Under Threat: Smokefree Laws

No states met the American Lung Association’s Smokefree Air Challenge in 2011, leaving the number of states plus the District of Columbia that have passed comprehensive smokefree laws stalled at 27.

Lawmakers in Texas, where national public health advocates had set their highest hopes, failed to pass a comprehensive law again – despite widespread public support for the law. Because the legislature only meets every two years, many Texans will continue to be exposed to secondhand smoke unless they live in cities where comprehensive laws protect them.

Indiana lawmakers also failed again to pass a comprehensive smokefree law, as did the Mississippi legislature.

The American Lung Association in California and other public health advocates have been trying for a number of years to eliminate exemptions in the nation’s oldest smokefree law. Efforts in 2011 were again unsuccessful.

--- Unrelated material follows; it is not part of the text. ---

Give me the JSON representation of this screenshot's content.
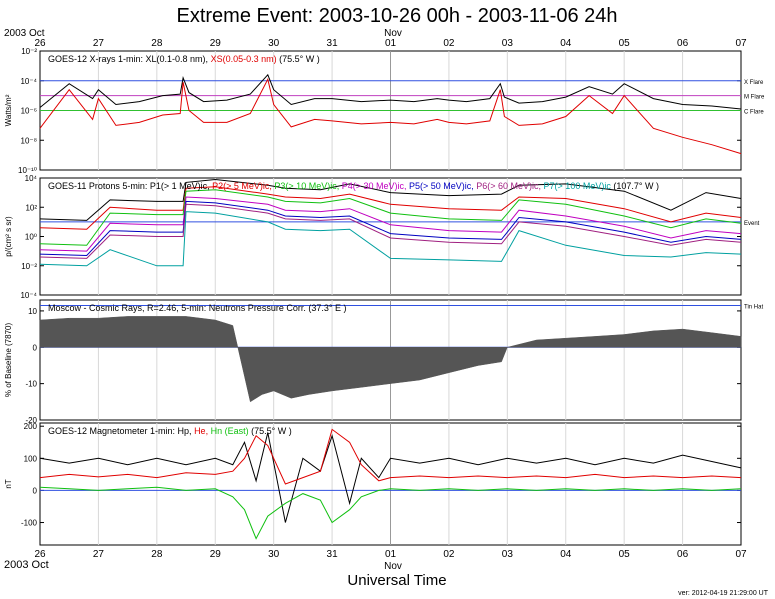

Two states attempted to weaken smokefree laws this year and—for the first time ever—one succeeded. Lawmakers in Nevada actually agreed to move backward and expose more people to deadly secondhand smoke. Just hours before the legislative session ended, lawmakers voted to allow smoking in any bar that serves food – despite more than 83 percent of voters’ supporting the existing smokefree law.1

A study from the University of Nevada at Reno showed that since the enactment of the Nevada Clean Indoor Air Act, heart attacks and strokes declined, resulting in $33.3 million in healthcare savings.2

Illinois, however, was successful in beating back threats to its comprehensive law that would have allowed smoking in casinos. During the 2011 legislative session, four major efforts were launched in an attempt to weaken Illinois’ four-year old law, including one that would have allowed local liquor commissions to sell smoking licenses.3

  1.  American Lung Association – Nevada Chapter. PowerPoint presentation on statewide poll results on NCIAA/Secondhand Smoke Issues. Accessed on December 13, 2011.
  2.  Pritsos C, Yang W, Packham J. Cost Saving Analysis of Reduced Hospital Admissions for Acute Myocardial Infarction and Stroke after Implementation of a Statewide Partial Smoking Ban in Nevada. Unpublished (submitted for publication to journal Tobacco Control). May 2011.